A análise do art. 25 do Código Penal revela a dependência da legítima defesa aos seguintes requisitos cumulativos:(1) agressão injusta; (2) atual ou iminente; (3) direito próprio ou alheio; (4) reação com os meios necessários; e (5) uso moderado dos meios necessários.
Agressão injusta: Agressão injusta é a de natureza ilícita, isto é, contrária ao Direito. Pode ser dolosa ou culposa. É obtida com uma análise objetiva, consistindo na mera contradição com o ordenamento jurídico. Não se exige, para ser injusta, que a agressão seja prevista como infração penal. Basta que o agredido não esteja obrigado a suportá-la. (BITENCOURT, 2012, p. 158).
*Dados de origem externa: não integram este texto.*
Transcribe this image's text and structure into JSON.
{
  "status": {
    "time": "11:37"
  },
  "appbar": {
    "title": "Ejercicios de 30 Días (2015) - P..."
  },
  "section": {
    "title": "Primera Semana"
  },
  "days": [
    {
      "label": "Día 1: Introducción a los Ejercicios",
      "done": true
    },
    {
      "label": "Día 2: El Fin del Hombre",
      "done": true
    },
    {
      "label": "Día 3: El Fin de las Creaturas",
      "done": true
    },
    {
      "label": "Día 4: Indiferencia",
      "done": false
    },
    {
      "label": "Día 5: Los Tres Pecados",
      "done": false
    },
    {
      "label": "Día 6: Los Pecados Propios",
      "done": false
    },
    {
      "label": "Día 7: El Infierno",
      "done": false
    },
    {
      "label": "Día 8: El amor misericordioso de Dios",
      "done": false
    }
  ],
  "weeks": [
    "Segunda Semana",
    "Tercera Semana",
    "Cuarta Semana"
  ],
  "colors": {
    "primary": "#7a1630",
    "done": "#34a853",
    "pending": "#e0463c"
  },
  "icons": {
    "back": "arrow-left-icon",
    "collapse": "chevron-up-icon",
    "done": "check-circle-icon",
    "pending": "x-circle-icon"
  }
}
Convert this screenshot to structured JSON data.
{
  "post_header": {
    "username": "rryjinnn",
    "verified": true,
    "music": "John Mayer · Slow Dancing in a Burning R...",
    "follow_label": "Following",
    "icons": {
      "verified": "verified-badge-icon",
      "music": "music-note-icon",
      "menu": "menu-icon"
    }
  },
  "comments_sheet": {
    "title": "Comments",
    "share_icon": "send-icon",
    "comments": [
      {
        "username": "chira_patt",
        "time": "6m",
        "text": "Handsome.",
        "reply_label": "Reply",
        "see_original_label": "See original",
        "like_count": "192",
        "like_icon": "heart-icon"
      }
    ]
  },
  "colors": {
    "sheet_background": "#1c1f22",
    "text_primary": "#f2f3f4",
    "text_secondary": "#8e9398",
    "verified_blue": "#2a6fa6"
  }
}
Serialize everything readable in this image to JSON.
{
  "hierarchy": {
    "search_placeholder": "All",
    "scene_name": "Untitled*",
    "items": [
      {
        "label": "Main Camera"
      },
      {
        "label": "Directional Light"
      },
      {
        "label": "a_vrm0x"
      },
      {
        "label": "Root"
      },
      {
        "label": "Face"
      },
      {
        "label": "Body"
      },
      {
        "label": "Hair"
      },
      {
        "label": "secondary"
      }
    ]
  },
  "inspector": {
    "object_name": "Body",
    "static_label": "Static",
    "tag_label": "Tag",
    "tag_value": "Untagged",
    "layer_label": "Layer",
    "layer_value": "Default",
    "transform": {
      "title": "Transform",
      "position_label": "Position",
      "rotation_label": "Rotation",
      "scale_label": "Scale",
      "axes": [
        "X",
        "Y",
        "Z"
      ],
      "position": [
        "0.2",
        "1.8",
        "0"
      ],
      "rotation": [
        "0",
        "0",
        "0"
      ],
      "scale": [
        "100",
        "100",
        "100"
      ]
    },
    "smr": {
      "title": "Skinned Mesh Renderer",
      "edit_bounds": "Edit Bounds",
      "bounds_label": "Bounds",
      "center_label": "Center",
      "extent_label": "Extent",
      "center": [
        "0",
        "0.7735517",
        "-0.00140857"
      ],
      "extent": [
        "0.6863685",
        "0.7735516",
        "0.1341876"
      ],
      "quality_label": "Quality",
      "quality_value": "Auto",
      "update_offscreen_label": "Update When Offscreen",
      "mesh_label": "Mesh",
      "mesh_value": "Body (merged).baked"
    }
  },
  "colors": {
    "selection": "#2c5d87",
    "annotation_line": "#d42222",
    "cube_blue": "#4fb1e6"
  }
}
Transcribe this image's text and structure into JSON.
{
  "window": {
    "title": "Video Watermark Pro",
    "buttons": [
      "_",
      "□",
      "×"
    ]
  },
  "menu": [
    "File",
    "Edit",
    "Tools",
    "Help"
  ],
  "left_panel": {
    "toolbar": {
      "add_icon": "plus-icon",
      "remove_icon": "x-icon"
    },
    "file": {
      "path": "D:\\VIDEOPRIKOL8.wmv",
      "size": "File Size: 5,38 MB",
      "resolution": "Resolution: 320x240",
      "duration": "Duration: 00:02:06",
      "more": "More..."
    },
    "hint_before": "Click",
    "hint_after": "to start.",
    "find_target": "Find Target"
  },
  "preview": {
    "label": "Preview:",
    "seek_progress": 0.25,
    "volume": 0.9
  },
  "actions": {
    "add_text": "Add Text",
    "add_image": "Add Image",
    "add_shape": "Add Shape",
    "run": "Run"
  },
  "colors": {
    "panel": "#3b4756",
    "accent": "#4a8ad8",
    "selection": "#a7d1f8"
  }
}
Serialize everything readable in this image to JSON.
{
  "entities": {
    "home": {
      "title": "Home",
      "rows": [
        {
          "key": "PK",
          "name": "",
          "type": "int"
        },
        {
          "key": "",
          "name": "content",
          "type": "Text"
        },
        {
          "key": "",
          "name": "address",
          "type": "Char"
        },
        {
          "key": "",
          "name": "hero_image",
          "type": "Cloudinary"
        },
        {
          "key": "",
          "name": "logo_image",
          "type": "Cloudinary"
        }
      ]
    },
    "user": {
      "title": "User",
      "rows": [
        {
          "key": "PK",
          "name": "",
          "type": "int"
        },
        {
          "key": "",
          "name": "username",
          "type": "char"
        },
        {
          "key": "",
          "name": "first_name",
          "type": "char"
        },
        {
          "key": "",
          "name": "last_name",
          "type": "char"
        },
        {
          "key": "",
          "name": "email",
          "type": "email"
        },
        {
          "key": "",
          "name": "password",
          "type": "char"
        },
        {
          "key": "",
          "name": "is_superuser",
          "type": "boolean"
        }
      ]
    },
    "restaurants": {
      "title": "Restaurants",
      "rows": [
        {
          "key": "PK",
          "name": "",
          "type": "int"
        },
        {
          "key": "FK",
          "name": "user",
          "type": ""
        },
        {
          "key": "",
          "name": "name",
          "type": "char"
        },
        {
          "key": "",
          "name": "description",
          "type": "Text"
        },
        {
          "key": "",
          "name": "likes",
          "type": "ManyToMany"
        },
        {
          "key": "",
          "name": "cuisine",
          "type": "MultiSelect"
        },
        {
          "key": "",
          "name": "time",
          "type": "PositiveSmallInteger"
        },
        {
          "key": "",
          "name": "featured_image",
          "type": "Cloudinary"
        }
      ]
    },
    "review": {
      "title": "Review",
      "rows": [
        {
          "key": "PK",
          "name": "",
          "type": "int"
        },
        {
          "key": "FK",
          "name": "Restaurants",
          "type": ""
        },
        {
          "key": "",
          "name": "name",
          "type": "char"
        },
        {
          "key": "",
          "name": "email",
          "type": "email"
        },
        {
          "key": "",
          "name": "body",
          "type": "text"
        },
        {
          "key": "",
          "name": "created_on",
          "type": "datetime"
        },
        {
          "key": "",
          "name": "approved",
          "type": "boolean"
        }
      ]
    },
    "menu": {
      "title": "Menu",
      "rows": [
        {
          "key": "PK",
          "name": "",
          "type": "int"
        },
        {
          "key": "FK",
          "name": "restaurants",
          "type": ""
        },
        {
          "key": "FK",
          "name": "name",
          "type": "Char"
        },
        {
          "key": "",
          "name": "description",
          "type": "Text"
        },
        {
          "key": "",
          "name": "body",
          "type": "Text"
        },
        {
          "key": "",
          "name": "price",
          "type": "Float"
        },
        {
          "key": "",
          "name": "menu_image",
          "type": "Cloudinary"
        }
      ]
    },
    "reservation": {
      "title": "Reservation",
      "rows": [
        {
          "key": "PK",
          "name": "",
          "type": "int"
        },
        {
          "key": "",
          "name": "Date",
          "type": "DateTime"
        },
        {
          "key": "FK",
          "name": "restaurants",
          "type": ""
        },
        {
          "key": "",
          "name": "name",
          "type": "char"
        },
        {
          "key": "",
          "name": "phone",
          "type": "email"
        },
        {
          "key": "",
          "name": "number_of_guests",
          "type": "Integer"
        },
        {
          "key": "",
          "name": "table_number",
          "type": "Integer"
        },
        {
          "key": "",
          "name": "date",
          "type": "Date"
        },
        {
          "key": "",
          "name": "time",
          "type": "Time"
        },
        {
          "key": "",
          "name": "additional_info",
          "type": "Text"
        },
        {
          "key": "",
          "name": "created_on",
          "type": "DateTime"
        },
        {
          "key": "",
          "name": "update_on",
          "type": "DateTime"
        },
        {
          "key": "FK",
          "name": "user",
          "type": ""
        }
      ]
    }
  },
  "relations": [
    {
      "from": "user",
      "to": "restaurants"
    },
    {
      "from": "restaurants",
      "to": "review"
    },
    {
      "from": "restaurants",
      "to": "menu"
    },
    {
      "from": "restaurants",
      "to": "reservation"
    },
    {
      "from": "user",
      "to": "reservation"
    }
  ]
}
Agressão atual ou iminente: Atual é a agressão que está acontecendo, isto é, que ainda não foi concluída; iminente é a que está prestes a acontecer, que não admite nenhuma demora para a repulsa. Agressão iminente não se confunde com agressão futura. A reação do agredido para caracterizar a legítima defesa pode ser preventiva ante uma agressão injusta iminente, estando orientada, prioritariamente, a impedir o início da ofensa, mas pode destinar-se a evitar, ante uma agressão injusta atual, a sua continuidade, como objetivo de impedir que se produza um dano maior ao bem jurídico. (BITENCOURT, 2012, p. 159).
Agressão a direito próprio ou alheio: Qualquer bem jurídico pode ser protegido pelo instituto da legítima defesa, para repelir agressão injusta, sendo irrelevante a distinção entre bens pessoais e impessoais, disponíveis e indisponíveis. Considerando, porém, a titularidade do bem jurídico protegido por esse instituto, pode-se classificá-lo em: próprio ou de terceiro, que autorizam legítima defesa própria, quando o repelente da agressão é o próprio titular do bem jurídico ameaçado ou atacado, e legítima defesa de terceiro, quando objetiva proteger interesses de outrem. .(BITENCOURT, 2012, p. 159).
Reação com os meios necessários: Meios necessários são aqueles que o agente tem à sua disposição para repelir a agressão injusta, atual ou iminente, a direito seu ou de outrem, no momento em que é praticada. A legítima defesa não é desforço desnecessário, mas medida que se destina à proteção de bens jurídicos. Não tem por fim punir, razão pela qual deve ser concretizada da forma menos lesiva possível.
O calor do momento da agressão, todavia, impede sejam calculados os meios necessários de forma rígida e matemática. Seu cabimento deve ser analisado de modo flexível, e não em doses milimétricas. A escolha dos meios deve obedecer aos reclamos da situação concreta de perigo, não se podendo exigir uma proporção mecânica entre os bens em conflito. (LINHARES, 1994. p. 344).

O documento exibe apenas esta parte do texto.